The tiny raw beef cubes placed onto dough fritters in the Angus Beef Tartare (S$28) were well seasoned and did not taste gamey at all. This could be attributed to the quality of the meat being a 100 day-aged Angus tenderloin. The other components of the dish which included pomme purée and shaved parmesan were underwhelmed.
We loved the Wild Sprouts Salad (S$18) which had perfectly charred brussell sprouts and juicy fungi coated with a creamy yuzu aioli and topped with bonito flakes. The dish reminded us of the flavours behind the Japanese takoyaki.
To our disappointment, the above-mentioned appetisers together with the La Savoir Butter Board (S$18), Tomato Burrata (S$17) and Truffle Kombu Fries (S$16) weren’t the best at fulfilling its purpose of stimulating one’s appetite for the arrival of the main course.
Thankfully, the main courses fared much better.
The Braised Angus Beef Cheek (S$41) is worth a shoutout for its insanely tender meat. I was initially confused when only a fork and spoon was given for its consumption. Upon first bite, my concerns dissolved just as quickly the beef cheek melted in my mouth.
However, that was the only promising aspect of the dish as its components fell short of flavour and seasoning.

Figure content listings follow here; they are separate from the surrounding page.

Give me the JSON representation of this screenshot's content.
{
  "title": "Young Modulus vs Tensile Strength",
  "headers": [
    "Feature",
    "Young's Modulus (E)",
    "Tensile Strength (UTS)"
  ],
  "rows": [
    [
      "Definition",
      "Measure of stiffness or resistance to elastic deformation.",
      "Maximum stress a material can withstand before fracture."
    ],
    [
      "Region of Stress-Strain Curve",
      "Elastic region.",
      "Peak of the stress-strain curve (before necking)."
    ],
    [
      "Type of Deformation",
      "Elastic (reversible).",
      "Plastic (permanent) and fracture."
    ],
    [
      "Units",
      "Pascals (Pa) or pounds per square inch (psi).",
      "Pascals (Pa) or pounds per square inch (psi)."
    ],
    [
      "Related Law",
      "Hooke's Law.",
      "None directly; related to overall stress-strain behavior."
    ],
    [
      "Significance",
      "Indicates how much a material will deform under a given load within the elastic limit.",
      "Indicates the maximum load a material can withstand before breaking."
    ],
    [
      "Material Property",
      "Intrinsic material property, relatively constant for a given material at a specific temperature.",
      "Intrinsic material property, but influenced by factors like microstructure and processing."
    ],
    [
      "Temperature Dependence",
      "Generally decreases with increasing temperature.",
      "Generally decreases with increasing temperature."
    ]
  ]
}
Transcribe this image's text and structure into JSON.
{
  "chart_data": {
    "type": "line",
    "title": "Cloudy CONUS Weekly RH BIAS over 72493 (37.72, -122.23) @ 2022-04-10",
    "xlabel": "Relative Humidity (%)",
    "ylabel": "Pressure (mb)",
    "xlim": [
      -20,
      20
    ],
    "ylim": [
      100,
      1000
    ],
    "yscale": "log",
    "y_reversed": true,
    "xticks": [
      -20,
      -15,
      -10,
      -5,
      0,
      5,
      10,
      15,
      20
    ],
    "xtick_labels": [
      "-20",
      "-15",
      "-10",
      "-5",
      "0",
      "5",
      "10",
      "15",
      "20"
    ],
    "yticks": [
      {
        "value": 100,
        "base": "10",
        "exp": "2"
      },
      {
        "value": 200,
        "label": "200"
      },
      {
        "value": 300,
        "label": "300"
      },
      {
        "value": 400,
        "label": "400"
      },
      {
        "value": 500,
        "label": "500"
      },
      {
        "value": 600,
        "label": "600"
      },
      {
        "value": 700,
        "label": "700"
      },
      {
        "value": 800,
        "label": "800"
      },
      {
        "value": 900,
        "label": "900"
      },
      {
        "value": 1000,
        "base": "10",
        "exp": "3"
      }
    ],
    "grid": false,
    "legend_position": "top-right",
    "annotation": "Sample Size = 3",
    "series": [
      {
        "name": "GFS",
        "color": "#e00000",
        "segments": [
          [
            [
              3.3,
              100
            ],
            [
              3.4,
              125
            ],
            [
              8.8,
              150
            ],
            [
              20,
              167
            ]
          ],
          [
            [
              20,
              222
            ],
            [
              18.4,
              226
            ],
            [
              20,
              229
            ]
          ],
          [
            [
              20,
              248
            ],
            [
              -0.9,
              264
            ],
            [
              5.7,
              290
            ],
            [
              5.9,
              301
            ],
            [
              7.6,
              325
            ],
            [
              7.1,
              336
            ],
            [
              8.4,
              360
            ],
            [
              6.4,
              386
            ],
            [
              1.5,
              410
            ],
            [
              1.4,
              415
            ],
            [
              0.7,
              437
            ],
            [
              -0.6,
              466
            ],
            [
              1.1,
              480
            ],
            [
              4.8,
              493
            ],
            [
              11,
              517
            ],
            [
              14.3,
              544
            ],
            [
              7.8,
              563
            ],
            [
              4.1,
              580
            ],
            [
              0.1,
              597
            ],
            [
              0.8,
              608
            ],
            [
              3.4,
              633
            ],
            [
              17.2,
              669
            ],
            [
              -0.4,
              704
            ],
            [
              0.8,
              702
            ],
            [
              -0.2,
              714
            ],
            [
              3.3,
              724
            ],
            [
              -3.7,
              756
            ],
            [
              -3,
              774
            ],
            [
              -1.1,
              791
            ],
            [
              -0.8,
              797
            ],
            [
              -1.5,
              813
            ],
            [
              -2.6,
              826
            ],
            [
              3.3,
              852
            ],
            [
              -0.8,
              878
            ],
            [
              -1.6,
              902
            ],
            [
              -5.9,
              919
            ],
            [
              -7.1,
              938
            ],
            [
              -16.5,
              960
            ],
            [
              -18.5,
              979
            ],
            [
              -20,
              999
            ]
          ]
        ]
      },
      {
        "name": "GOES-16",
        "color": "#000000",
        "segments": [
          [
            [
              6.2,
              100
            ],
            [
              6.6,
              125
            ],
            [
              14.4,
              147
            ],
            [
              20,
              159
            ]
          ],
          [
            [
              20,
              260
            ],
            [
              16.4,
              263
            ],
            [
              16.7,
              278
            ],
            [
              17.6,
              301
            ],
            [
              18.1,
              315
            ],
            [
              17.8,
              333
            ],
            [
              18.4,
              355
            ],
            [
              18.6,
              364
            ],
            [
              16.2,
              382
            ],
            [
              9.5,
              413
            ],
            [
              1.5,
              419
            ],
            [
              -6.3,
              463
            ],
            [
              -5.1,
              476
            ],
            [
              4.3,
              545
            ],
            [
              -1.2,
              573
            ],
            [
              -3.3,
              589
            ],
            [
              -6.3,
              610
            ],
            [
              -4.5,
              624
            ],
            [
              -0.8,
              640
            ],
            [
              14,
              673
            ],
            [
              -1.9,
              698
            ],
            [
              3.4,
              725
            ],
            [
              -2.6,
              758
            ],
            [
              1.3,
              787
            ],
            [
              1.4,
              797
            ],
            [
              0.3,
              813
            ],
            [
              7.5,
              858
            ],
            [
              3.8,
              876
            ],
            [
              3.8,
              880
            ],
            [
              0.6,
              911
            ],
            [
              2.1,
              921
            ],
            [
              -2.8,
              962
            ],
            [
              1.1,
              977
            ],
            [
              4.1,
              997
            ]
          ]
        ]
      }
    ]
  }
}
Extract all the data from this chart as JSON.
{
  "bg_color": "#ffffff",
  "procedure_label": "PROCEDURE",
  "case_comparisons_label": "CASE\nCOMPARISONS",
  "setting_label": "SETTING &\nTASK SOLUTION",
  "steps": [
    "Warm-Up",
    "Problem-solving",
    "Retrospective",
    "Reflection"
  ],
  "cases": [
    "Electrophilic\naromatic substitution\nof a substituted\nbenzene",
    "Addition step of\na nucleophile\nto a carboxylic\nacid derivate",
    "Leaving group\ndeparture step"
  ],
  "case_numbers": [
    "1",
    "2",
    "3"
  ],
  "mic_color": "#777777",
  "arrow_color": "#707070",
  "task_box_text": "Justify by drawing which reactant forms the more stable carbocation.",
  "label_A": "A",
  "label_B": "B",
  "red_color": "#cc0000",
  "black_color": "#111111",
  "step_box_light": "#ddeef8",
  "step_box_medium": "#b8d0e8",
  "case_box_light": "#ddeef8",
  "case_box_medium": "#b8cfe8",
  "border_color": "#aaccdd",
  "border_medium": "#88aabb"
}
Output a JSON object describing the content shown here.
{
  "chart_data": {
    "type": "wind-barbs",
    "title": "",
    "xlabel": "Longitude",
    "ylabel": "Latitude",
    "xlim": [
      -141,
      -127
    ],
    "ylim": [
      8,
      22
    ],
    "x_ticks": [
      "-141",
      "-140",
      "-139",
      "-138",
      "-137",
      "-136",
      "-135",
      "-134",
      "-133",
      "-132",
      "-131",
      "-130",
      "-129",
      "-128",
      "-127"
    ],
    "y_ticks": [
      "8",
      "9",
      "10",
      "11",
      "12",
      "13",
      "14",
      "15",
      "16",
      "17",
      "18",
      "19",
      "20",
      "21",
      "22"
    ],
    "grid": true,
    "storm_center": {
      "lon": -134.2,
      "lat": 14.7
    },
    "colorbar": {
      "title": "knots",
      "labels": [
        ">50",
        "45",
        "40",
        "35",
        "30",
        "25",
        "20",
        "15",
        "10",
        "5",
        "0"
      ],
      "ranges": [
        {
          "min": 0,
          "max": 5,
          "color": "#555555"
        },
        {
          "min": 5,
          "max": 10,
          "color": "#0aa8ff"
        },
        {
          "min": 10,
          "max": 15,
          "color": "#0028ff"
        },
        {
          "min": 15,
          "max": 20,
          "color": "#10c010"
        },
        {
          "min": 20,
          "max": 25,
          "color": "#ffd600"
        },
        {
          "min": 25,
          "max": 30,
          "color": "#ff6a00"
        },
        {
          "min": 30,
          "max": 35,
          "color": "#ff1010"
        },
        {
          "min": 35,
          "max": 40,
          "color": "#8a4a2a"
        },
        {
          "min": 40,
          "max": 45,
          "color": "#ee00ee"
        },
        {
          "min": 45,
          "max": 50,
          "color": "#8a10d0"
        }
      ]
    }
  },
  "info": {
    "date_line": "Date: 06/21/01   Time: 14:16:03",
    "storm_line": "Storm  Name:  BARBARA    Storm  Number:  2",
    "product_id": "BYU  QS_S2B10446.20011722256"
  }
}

The 2nd main course we selected — Scallop Risotto (S$32) — was easily our favourite dish for that afternoon. Not only were the large Hokkaido scallops well seared and seasoned on both sides, the crustacean broth was suitably thick. Although slightly salty, its creamy consistency paired well with the arborio risotto.
Although beverages and desserts should naturally accompany food, we were not impressed with either during our visit, as we found that both the gin-based and whiskey-based cocktails did not encompass the appropriate ratio of sweet to sour parts. The Strawberry & Basil (S$15) may appeal to those looking for an IG-worthy post but we felt the inclusion of granola and rice puffs to be unnecessary.
Otherwise, they also have an afternoon tea set, with beautiful pastries, sandwiches and cakes. Although we did not have enough stomach space for it, it was a popular option among diners.
Although the atmosphere within the restaurant invited us to take a closer look, we regret to admit that its menu offerings did not meet our expectations of fine dining cuisine. I would recommend jumping into its main dishes and giving the rest a miss!